Doer agents & guardrails
A doer agent goes beyond a prompt recipe: it declares tools that take real actions. In the manifest step, give each tool an action (an HTTP call or a prompt template) and declare a host-bound credential slot for any secret it needs. You can also declare guardrails the platform enforces on your behalf — input caps and prompt-injection deny-lists, output secret-leak scanning (always on), and per-tool policies like human approval, spend caps, and rate limits. See the manifest spec for the full shape.
Review & scan pipeline
Every submission goes through the same gate before it can go live:
- Static scan. The manifest is scanned automatically — host allowlists, credential bindings, and tool actions are checked. Unsafe declarations fail closed.
- Human review. A reviewer checks the submission for quality and policy. Approval or rejection is emailed to you.
- Publish. Once approved, the agent gets a public page, an install command, and a spot on your creator profile.
What gets rejected
- A tool action that points at a host outside its declared allowlist, or a credential slot with no allowed host (a credential needs an audience).
- A code agent whose bundle fails the static scan, or whose manifest the sandbox can't accept — code agents fail closed.

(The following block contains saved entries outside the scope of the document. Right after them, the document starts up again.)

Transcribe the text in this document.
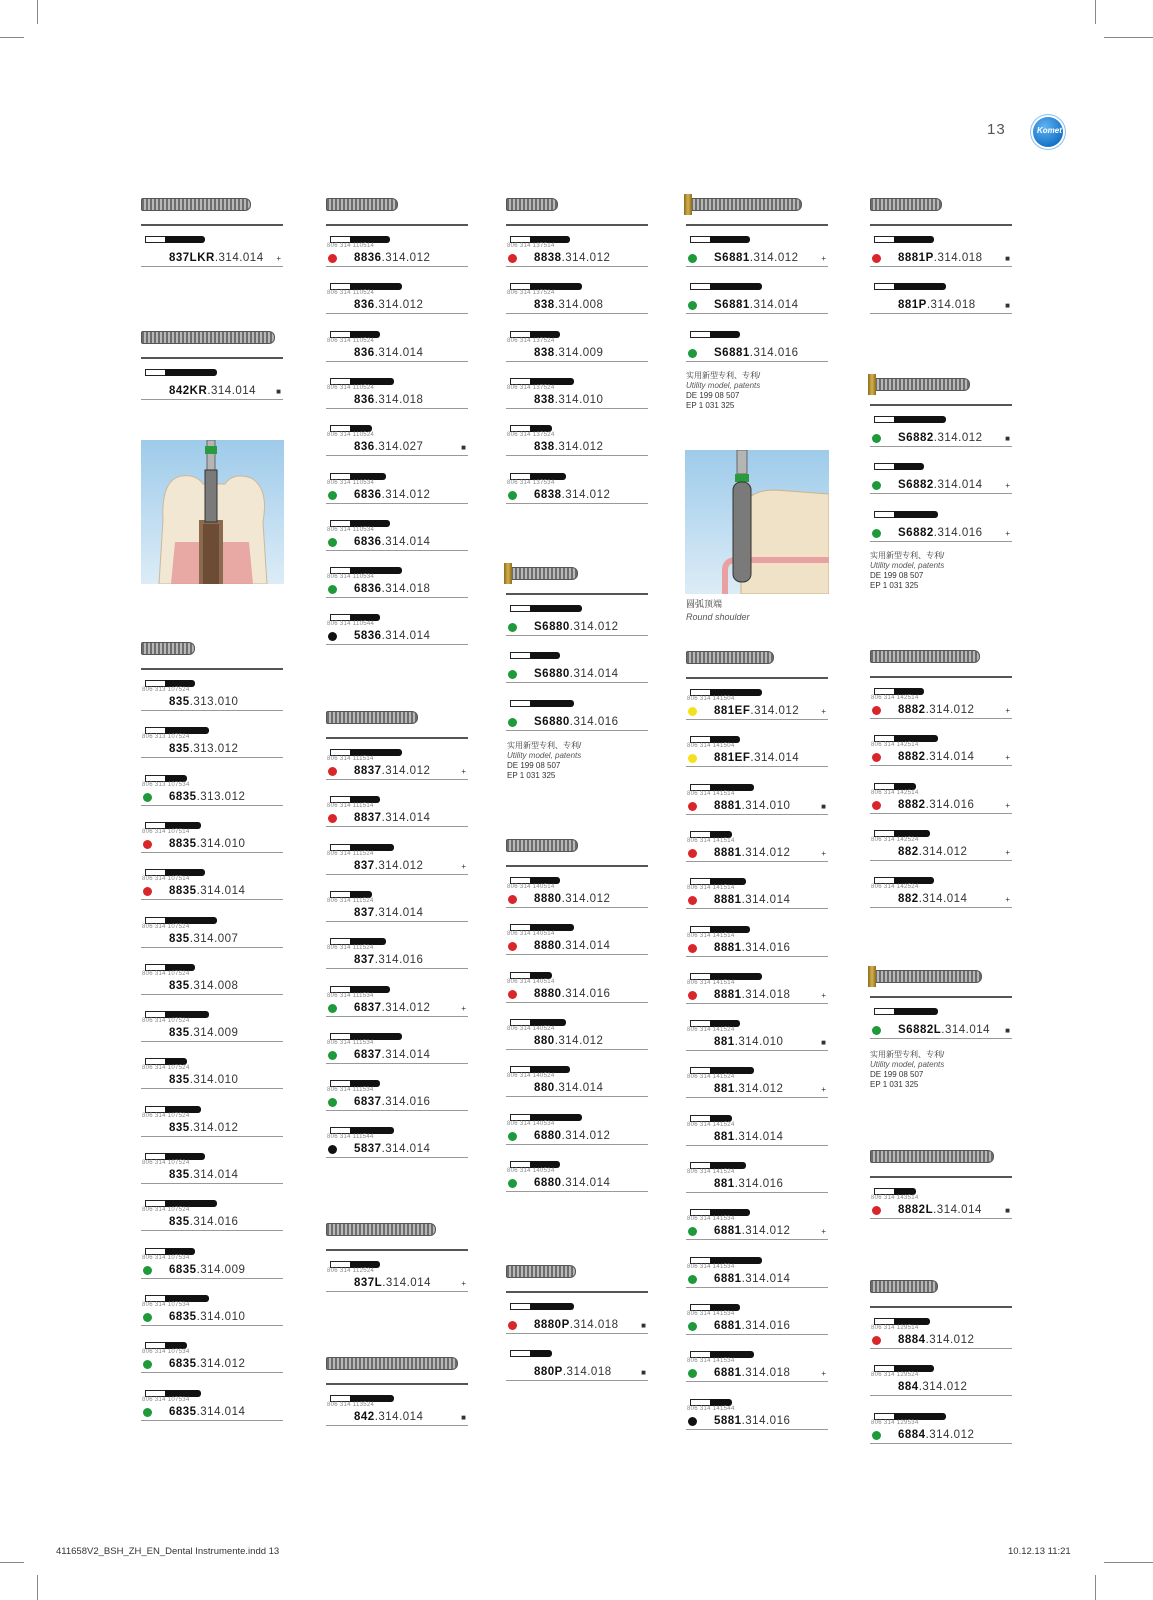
13	Komet
实用新型专利、专利/
Utility model, patents
DE 199 08 507
EP 1 031 325
实用新型专利、专利/
Utility model, patents
DE 199 08 507
EP 1 031 325
圆弧顶端
Round shoulder
实用新型专利、专利/
Utility model, patents
DE 199 08 507
EP 1 031 325
实用新型专利、专利/
Utility model, patents
DE 199 08 507
EP 1 031 325
837LKR.314.014 +
842KR.314.014	■
806 313 107524
835.313.010
806 313 107524
835.313.012
806 313 107534
6835.313.012
806 314 107514
8835.314.010
806 314 107514
8835.314.014
806 314 107524
835.314.007
806 314 107524
835.314.008
806 314 107524
835.314.009
806 314 107524
835.314.010
806 314 107524
835.314.012
806 314 107524
835.314.014
806 314 107524
835.314.016
806 314 107534
6835.314.009
806 314 107534
6835.314.010
806 314 107534
6835.314.012
806 314 107534
6835.314.014
806 314 110514
8836.314.012
806 314 110524
836.314.012
806 314 110524
836.314.014
806 314 110524
836.314.018
806 314 110524
836.314.027	■
806 314 110534
6836.314.012
806 314 110534
6836.314.014
806 314 110534
6836.314.018
806 314 110544
5836.314.014
806 314 111514
8837.314.012	+
806 314 111514
8837.314.014
806 314 111524
837.314.012	+
806 314 111524
837.314.014
806 314 111524
837.314.016
806 314 111534
6837.314.012	+
806 314 111534
6837.314.014
806 314 111534
6837.314.016
806 314 111544
5837.314.014
806 314 112524
837L.314.014	+
806 314 113524
842.314.014	■
806 314 137514
8838.314.012
806 314 137524
838.314.008
806 314 137524
838.314.009
806 314 137524
838.314.010
806 314 137524
838.314.012
806 314 137534
6838.314.012
S6880.314.012
S6880.314.014
S6880.314.016
806 314 140514
8880.314.012
806 314 140514
8880.314.014
806 314 140514
8880.314.016
806 314 140524
880.314.012
806 314 140524
880.314.014
806 314 140534
6880.314.012
806 314 140534
6880.314.014
8880P.314.018	■
880P.314.018	■
S6881.314.012	+
S6881.314.014
S6881.314.016
806 314 141504
881EF.314.012	+
806 314 141504
881EF.314.014
806 314 141514
8881.314.010	■
806 314 141514
8881.314.012	+
806 314 141514
8881.314.014
806 314 141514
8881.314.016
806 314 141514
8881.314.018	+
806 314 141524
881.314.010	■
806 314 141524
881.314.012	+
806 314 141524
881.314.014
806 314 141524
881.314.016
806 314 141534
6881.314.012	+
806 314 141534
6881.314.014
806 314 141534
6881.314.016
806 314 141534
6881.314.018	+
806 314 141544
5881.314.016
8881P.314.018	■
881P.314.018	■
S6882.314.012	■
S6882.314.014	+
S6882.314.016	+
806 314 142514
8882.314.012	+
806 314 142514
8882.314.014	+
806 314 142514
8882.314.016	+
806 314 142524
882.314.012	+
806 314 142524
882.314.014	+
S6882L.314.014 ■
806 314 143514
8882L.314.014	■
806 314 129514
8884.314.012
806 314 129524
884.314.012
806 314 129534
6884.314.012
411658V2_BSH_ZH_EN_Dental Instrumente.indd 13	10.12.13 11:21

- Agents that violate the marketplace's prohibited-content policy.
- Manifests that fail schema validation (missing required fields, malformed tools).
After you publish
You can reply to reviews on your agent as the creator — a public, one-per-review response to answer a question or address feedback. Keep it professional; the same content policy applies, and abusive replies can be flagged like any other content.